Accès aux soins - La franchise sur l'aide médicale va être supprimée
Le long feuilleton de la réforme de l'aide médicale de l'Etat (voir nos articles ci-contre) se prépare à connaître un nouvel épisode. A l'occasion d'une table ronde consacrée à "La lutte contre l'exclusion", le 2 juillet 2012, Marisol Touraine a en effet annoncé la suppression prochaine de la franchise médicale de 30 euros instaurée l'an dernier dans le cadre de la réforme de l'AME. La ministre des Affaires sociales et de la Santé a précisé que cette mesure "fera l'objet d'un texte de loi qui sera présenté dans les prochains jours".
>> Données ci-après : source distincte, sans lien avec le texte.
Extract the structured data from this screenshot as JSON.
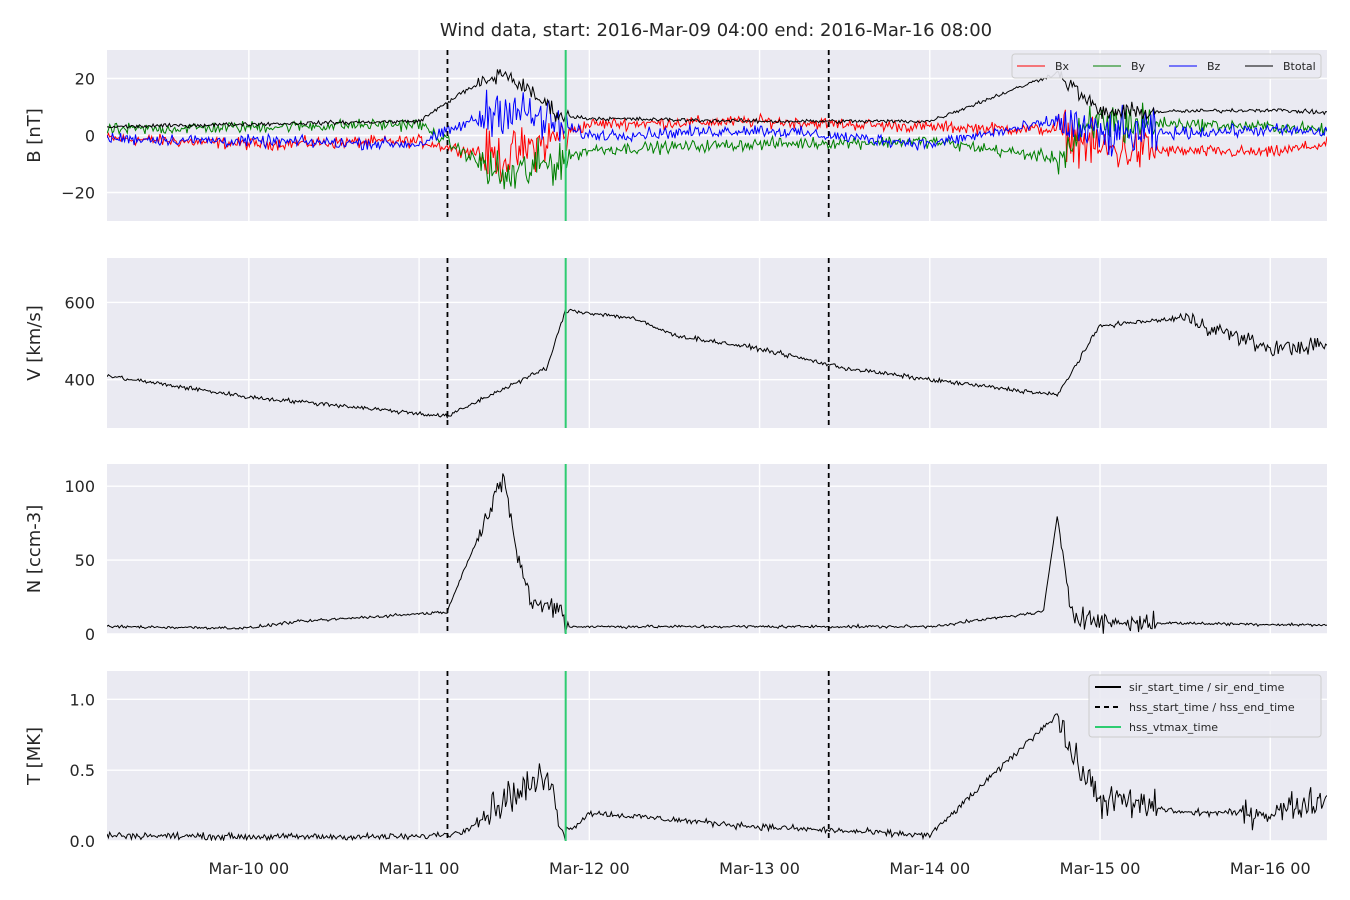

La franchise a elle-même été mise en place par la loi de finances pour 2011 du 29 décembre 2010. Celle-ci prévoit que l'accès à l'AME est conditionné par le versement d'un "droit annuel" de 30 euros par bénéficiaire majeur. L'apport financier de cette mesure devait être très limité (environ 6 millions d'euros, à comparer aux près de 600 millions de dépenses annuelles), mais le gouvernement de François Fillon en attendait à la fois un effet dissuasif et de responsabilisation (sur le modèle du ticket modérateur d'ordre public).
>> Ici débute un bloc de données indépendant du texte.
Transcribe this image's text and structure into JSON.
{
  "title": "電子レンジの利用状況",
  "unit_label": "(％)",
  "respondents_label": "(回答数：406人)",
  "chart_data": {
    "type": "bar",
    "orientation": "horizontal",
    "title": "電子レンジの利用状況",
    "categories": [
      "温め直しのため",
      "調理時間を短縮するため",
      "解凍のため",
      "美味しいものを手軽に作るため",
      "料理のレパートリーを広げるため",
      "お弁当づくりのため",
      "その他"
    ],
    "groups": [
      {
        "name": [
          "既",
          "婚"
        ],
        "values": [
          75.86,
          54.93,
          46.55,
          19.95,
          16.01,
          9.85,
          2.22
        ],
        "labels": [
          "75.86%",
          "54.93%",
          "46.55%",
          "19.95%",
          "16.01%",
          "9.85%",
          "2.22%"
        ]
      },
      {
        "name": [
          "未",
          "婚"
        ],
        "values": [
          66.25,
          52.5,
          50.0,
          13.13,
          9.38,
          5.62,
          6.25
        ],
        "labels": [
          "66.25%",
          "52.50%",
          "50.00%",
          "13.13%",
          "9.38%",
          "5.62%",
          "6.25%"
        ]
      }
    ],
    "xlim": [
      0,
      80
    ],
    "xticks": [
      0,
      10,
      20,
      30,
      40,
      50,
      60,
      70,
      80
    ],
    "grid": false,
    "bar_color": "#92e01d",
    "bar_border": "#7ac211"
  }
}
L'annonce faite par Marisol Touraine n'est pas une surprise, car la mesure figurait dans le programme présidentiel de François Hollande. La gauche s'était d'ailleurs vivement opposée à l'instauration du droit annuel de 30 euros, rejointe en cela par les inspections générales des affaires sociales (Igas) et des finances (IGF) qui, dans leur rapport sur le sujet, "ne [recommandaient] pas la mise en oeuvre d'un droit d'entrée pour l'AME" ou suggéraient, à tout le moins, la réalisation d'une étude d'impact (voir notre article ci-contre du 6 janvier 2011). En outre, le dispositif du "droit annuel" ne semble pas d'une grande efficacité au regard de ses objectifs initiaux.
Mais la décision de le supprimer laisse entières deux autres questions. La première concerne le sort des autres composantes de la réforme de l'AME. Seront-elle conservées ? Ceci vise aussi bien les autres dispositions figurant dans la loi de finances pour 2011 - comme l'accord préalable pour les soins hospitaliers lourds - que celles issues de la loi du 16 juin 2011 relative à l'immigration, à l'intégration et à la nationalité (et notamment la question de la disponibilité ou non d'un traitement similaire dans le pays d'origine). Le projet de loi évoqué par la ministre devrait apporter les précisions nécessaires sur ce point.
Le seconde question concerne l'évolution des dépenses d'AME, qui est à l'origine des différentes réformes de ce dispositif mis en place en 2000. Le problème ne vient pourtant pas véritablement du montant de ces dépenses : selon le rapporteur des crédits de la mission Santé au Sénat pour le budget 2011, "l'augmentation des dépenses liées à l'AME au cours des huit dernières années, soit 43%, [n'est] pas disproportionnée par rapport à celle de l'objectif national des dépenses d'assurance maladie (Ondam), de 35%, d'autant que l'état de santé moyen des titulaires de l'AME est vraisemblablement moindre que celui de la population générale". En revanche, le montant de ces dépenses a été systématiquement sous-évalué dans les lois de finances initiales. Dans un contexte de forte contrainte budgétaire, il sera donc intéressant de connaître le montant inscrit à ce titre par le gouvernement dans le projet de loi de finances rectificative pour 2012 et de loi de finances pour 2013.